On Monday, teachers responded to the call of the Trinidad and Tobago United Teachers Association (TTUTA) not to attend school on the first day of the 2022-2023 school year.
TTUTA called for observance of a day of rest and reflection in light of an offer of a four per cent salary increase by the personnel manager.
The Ministry of Education noted that the teacher participation rate was 27% in primary schools and 31% in secondary schools.
Student participation was comparable in government and faith-based schools at the primary and secondary levels.
Overall, the student participation rate at the primary level was 17% compared to 39% among secondary level students.
In faith-based primary schools, teacher and student attendance was 28% and 20% respectively, while the corresponding attendance in public schools was 24% and 12% respectively.

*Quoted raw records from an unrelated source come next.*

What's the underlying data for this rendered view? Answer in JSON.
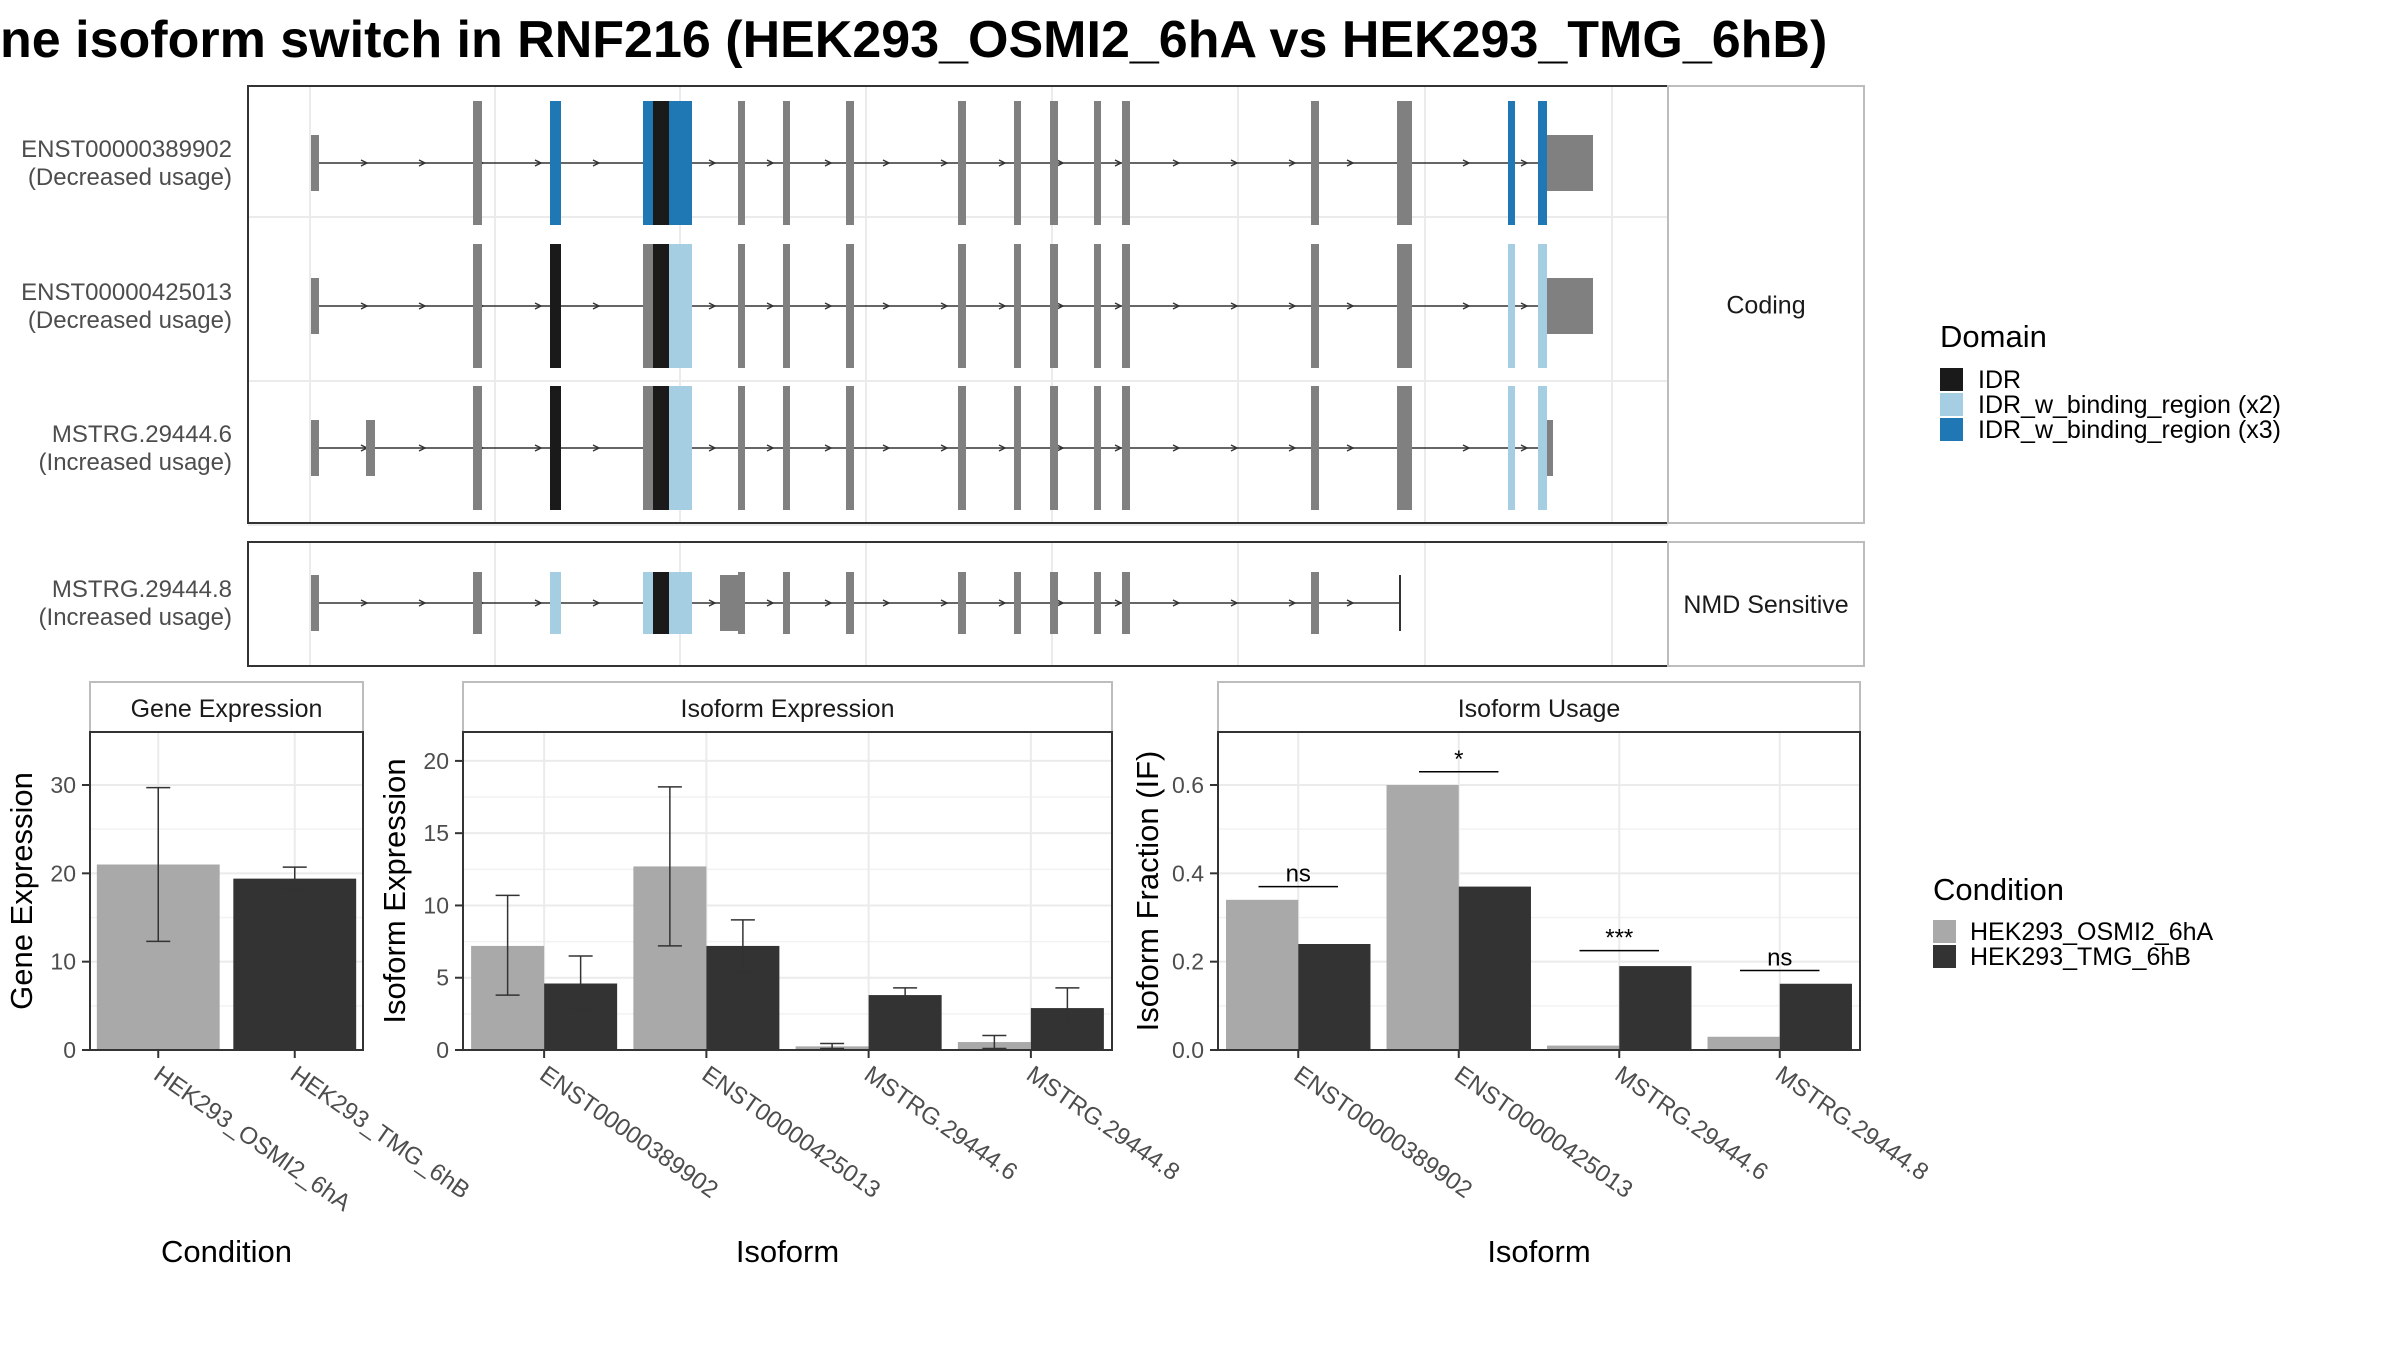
{
  "title": "ne isoform switch in RNF216 (HEK293_OSMI2_6hA vs HEK293_TMG_6hB)",
  "colors": {
    "exon": "#808080",
    "IDR": "#1a1a1a",
    "IDR_w_binding_region (x2)": "#a6cee3",
    "IDR_w_binding_region (x3)": "#1f78b4",
    "condition_a": "#a9a9a9",
    "condition_b": "#333333"
  },
  "transcript_panels": {
    "strip_labels": [
      "Coding",
      "NMD Sensitive"
    ],
    "transcripts": [
      {
        "id": "ENST00000389902",
        "usage": "(Decreased usage)",
        "group": "Coding",
        "utr3_wide": true,
        "domains": [
          {
            "exon": "e5",
            "domain": "IDR_w_binding_region (x3)"
          },
          {
            "exon": "e6a",
            "domain": "IDR_w_binding_region (x3)"
          },
          {
            "exon": "e6b",
            "domain": "IDR"
          },
          {
            "exon": "e6c",
            "domain": "IDR_w_binding_region (x3)"
          },
          {
            "exon": "e20",
            "domain": "IDR_w_binding_region (x3)"
          },
          {
            "exon": "e21",
            "domain": "IDR_w_binding_region (x3)"
          }
        ]
      },
      {
        "id": "ENST00000425013",
        "usage": "(Decreased usage)",
        "group": "Coding",
        "utr3_wide": true,
        "domains": [
          {
            "exon": "e5",
            "domain": "IDR"
          },
          {
            "exon": "e6b",
            "domain": "IDR"
          },
          {
            "exon": "e6c",
            "domain": "IDR_w_binding_region (x2)"
          },
          {
            "exon": "e20",
            "domain": "IDR_w_binding_region (x2)"
          },
          {
            "exon": "e21",
            "domain": "IDR_w_binding_region (x2)"
          }
        ]
      },
      {
        "id": "MSTRG.29444.6",
        "usage": "(Increased usage)",
        "group": "Coding",
        "utr3_wide": false,
        "extra_exon": true,
        "domains": [
          {
            "exon": "e5",
            "domain": "IDR"
          },
          {
            "exon": "e6b",
            "domain": "IDR"
          },
          {
            "exon": "e6c",
            "domain": "IDR_w_binding_region (x2)"
          },
          {
            "exon": "e20",
            "domain": "IDR_w_binding_region (x2)"
          },
          {
            "exon": "e21",
            "domain": "IDR_w_binding_region (x2)"
          }
        ]
      },
      {
        "id": "MSTRG.29444.8",
        "usage": "(Increased usage)",
        "group": "NMD Sensitive",
        "truncated": true,
        "domains": [
          {
            "exon": "e5",
            "domain": "IDR_w_binding_region (x2)"
          },
          {
            "exon": "e6a",
            "domain": "IDR_w_binding_region (x2)"
          },
          {
            "exon": "e6b",
            "domain": "IDR"
          },
          {
            "exon": "e6c",
            "domain": "IDR_w_binding_region (x2)"
          }
        ]
      }
    ]
  },
  "legends": {
    "domain": {
      "title": "Domain",
      "items": [
        "IDR",
        "IDR_w_binding_region (x2)",
        "IDR_w_binding_region (x3)"
      ]
    },
    "condition": {
      "title": "Condition",
      "items": [
        "HEK293_OSMI2_6hA",
        "HEK293_TMG_6hB"
      ]
    }
  },
  "chart_data": [
    {
      "type": "bar",
      "title": "Gene Expression",
      "xlabel": "Condition",
      "ylabel": "Gene Expression",
      "categories": [
        "HEK293_OSMI2_6hA",
        "HEK293_TMG_6hB"
      ],
      "values": [
        21.0,
        19.4
      ],
      "error_low": [
        12.3,
        18.1
      ],
      "error_high": [
        29.7,
        20.7
      ],
      "ylim": [
        0,
        36
      ],
      "yticks": [
        0,
        10,
        20,
        30
      ]
    },
    {
      "type": "bar",
      "title": "Isoform Expression",
      "xlabel": "Isoform",
      "ylabel": "Isoform Expression",
      "categories": [
        "ENST00000389902",
        "ENST00000425013",
        "MSTRG.29444.6",
        "MSTRG.29444.8"
      ],
      "series": [
        {
          "name": "HEK293_OSMI2_6hA",
          "values": [
            7.2,
            12.7,
            0.25,
            0.55
          ],
          "error_low": [
            3.8,
            7.2,
            0.1,
            0.1
          ],
          "error_high": [
            10.7,
            18.2,
            0.45,
            1.0
          ]
        },
        {
          "name": "HEK293_TMG_6hB",
          "values": [
            4.6,
            7.2,
            3.8,
            2.9
          ],
          "error_low": [
            2.8,
            5.4,
            3.3,
            1.5
          ],
          "error_high": [
            6.5,
            9.0,
            4.3,
            4.3
          ]
        }
      ],
      "ylim": [
        0,
        22
      ],
      "yticks": [
        0,
        5,
        10,
        15,
        20
      ]
    },
    {
      "type": "bar",
      "title": "Isoform Usage",
      "xlabel": "Isoform",
      "ylabel": "Isoform Fraction (IF)",
      "categories": [
        "ENST00000389902",
        "ENST00000425013",
        "MSTRG.29444.6",
        "MSTRG.29444.8"
      ],
      "series": [
        {
          "name": "HEK293_OSMI2_6hA",
          "values": [
            0.34,
            0.6,
            0.01,
            0.03
          ]
        },
        {
          "name": "HEK293_TMG_6hB",
          "values": [
            0.24,
            0.37,
            0.19,
            0.15
          ]
        }
      ],
      "significance": [
        "ns",
        "*",
        "***",
        "ns"
      ],
      "sig_levels": [
        0.37,
        0.63,
        0.225,
        0.18
      ],
      "ylim": [
        0,
        0.72
      ],
      "yticks": [
        "0.0",
        "0.2",
        "0.4",
        "0.6"
      ]
    }
  ]
}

In denominational secondary schools, attendance of teachers and students was 47% and 68% respectively, while the corresponding attendance in public schools was 25% and 26% respectively.
The ministry noted that the results of the Secondary Entrance Assessment (SEE) in particular proved the importance of students returning to physical classes.
A statement read: “The results of our standardized terminal exams, SEA to a greater extent than CSEC and CAPE, show that there is a lot of work to be done at all levels during this academic year, which continues until to July 7, 2023, and a lot of ground to catch up. »
To this end, the ministry said that the collaboration and cooperation of parents, students, teachers and all stakeholders are key to recovering from the effects of the COVID-19 pandemic on the education system.
“As our students continue their educational journey tomorrow, Tuesday, September 6, 2022, let us all work towards one goal: the development of citizens who will lead Trinidad and Tobago on a successful trajectory towards achieving Vision 2030,” said the Ministry. concluded.